Ainsi, au point de vue des infrastructures, il existe au Mali 7 cen­
tres principaux au niveau des chefs-lieux de Région, 52 Secteurs
vétérinaires, 124 postes vétérinaires et 280 parcs de vaccination, le
long des pistes de transhumance ou des circuits commerciaux. Signa­
lons aussi l'existence du Laboratoire Central Vétérinaire qui produit
les vaccins et de la Pharmacie vétérinaire.
Les populations rurales entretiennent ou construisent les postes
vétérinaires et les parcs de vaccination. Certaines régions comme le
Delta intérieur sont cependant dépourvues de parcs de vaccination.
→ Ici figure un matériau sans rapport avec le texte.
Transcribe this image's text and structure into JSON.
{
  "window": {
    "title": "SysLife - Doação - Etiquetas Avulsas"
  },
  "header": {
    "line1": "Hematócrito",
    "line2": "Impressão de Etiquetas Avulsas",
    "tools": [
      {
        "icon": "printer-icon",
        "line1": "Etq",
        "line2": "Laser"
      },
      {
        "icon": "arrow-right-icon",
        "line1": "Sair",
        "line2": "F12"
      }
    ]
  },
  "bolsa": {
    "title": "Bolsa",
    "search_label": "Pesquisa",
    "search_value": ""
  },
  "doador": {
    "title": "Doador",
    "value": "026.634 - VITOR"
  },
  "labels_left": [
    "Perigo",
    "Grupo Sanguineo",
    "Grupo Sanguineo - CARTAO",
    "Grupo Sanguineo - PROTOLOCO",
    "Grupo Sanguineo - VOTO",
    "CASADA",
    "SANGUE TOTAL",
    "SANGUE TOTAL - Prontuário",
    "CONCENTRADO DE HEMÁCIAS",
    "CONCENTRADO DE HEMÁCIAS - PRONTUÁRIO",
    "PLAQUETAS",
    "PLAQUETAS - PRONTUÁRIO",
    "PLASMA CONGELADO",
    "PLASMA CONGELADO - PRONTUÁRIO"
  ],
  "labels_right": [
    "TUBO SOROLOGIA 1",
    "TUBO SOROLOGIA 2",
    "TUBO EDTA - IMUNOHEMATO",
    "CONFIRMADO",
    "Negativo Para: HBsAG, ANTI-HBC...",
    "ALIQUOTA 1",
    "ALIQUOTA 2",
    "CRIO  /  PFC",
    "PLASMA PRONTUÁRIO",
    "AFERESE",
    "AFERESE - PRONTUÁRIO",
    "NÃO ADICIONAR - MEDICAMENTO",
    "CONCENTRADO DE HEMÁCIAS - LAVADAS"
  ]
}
La programmation des aides vise à construire de nouvelles infra­
structures et à rénover les anciennes.
Concernant les ressources humaines, le Mali dispose d'un person­
nel d'encadrement d'environ 1.060 agents, dont 69 Docteurs vétéri­
naires, 153 Ingénieurs des sciences appliquées, 308 techniciens supé­
rieurs et assistants d'élevage et 530 infirmiers vétérinaires. Des sour­
ces de financement comme la FAC ou l'USAID se proposent
d'apporter une assistance technique pour le suivi des projets et le
Laboratoire Central Vétérinaire.
En terminant ce chapitre, nous devons signaler le manque de per­
sonnel qualifié, d'infrastructures adéquates, et de moyens matériels
techniques et d'équipements vétérinaires conséquents.
CONCLUSION
La contribution que nous voulons apporter à ce débat souhaite
attirer l'attention sur les difficultés que rencontrent nos jeunes pays
dans la mise au point des plans de lutte contre les maladies animales
et aussi dans l'exécution et l'évaluation de ces projets.